Question

What is the impedance of a series RLC circuit when the frequency of time- varying emf is set to the resonant frequency of the circuit?

Short answer

Answer: At the resonant frequency, the impedance of a series RLC circuit is equal to the resistance R.

Step-by-step solution

Recall the formula for resonant frequency

For a series RLC circuit, the resonant frequency is given by the formula: \[ f_r = \frac{1}{2 \pi \sqrt{LC}} \] where L is the inductance, C is the capacitance, and \(f_r\) is the resonant frequency.

Recall the formula for the impedance

The impedance of a series RLC circuit is given by the formula: \[ Z = \sqrt{R^2 + (\omega L - \frac{1}{\omega C})^2} \] where R is the resistance, L is the inductance, C is the capacitance, \(\omega\) is the angular frequency, and Z is the impedance.

Calculate the angular frequency at resonance

At resonance, the angular frequency of the time-varying emf is equal to the angular frequency of the resonant frequency. We can use the following relationship between angular frequency and frequency: \[ \omega = 2 \pi f \] Since we know the resonant frequency, we can plug it in to calculate the angular frequency at resonance: \[ \omega_r = 2 \pi f_r \]

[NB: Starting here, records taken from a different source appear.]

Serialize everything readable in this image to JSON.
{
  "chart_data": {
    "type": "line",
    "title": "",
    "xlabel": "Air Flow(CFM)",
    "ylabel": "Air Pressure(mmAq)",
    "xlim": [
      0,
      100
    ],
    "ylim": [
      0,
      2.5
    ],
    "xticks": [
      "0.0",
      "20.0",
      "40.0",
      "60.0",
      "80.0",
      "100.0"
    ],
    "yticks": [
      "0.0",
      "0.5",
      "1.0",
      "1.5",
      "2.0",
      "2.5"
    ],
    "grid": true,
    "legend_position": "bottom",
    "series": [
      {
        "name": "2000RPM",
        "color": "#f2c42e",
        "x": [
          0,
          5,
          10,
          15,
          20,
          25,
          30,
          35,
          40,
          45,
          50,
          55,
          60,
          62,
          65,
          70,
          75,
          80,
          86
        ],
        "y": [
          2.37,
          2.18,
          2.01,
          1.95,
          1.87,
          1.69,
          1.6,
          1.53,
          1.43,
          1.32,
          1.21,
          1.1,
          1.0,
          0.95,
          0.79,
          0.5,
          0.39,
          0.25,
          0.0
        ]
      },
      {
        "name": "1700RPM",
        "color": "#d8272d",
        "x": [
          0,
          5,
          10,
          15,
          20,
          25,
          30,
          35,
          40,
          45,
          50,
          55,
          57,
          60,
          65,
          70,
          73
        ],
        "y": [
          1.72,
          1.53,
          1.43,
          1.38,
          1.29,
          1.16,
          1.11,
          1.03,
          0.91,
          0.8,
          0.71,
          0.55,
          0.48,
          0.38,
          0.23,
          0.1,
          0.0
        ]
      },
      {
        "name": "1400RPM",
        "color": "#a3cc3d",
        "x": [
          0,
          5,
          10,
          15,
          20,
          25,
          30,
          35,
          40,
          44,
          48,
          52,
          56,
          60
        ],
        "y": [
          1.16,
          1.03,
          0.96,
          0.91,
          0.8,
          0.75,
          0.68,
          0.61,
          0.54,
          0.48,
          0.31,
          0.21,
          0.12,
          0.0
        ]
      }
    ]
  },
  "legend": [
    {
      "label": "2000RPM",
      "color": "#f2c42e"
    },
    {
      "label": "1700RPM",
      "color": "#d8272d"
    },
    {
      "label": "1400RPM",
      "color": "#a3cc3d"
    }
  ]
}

Calculate the impedance at resonance

Now, we can find the impedance at the resonant frequency by plugging in the values of R, L, and C and the angular frequency at resonance into the impedance formula: \[ Z_r = \sqrt{R^2 + (\omega_r L - \frac{1}{\omega_r C})^2} \] At resonance, the reactive parts of the impedance, the inductive reactance, and the capacitive reactance are equal and thus cancel each other out. Therefore, the impedance formula simplifies to: \[ Z_r = \sqrt{R^2 + (0)^2} = R \] So, the impedance of the series RLC circuit at the resonant frequency is equal to the resistance R.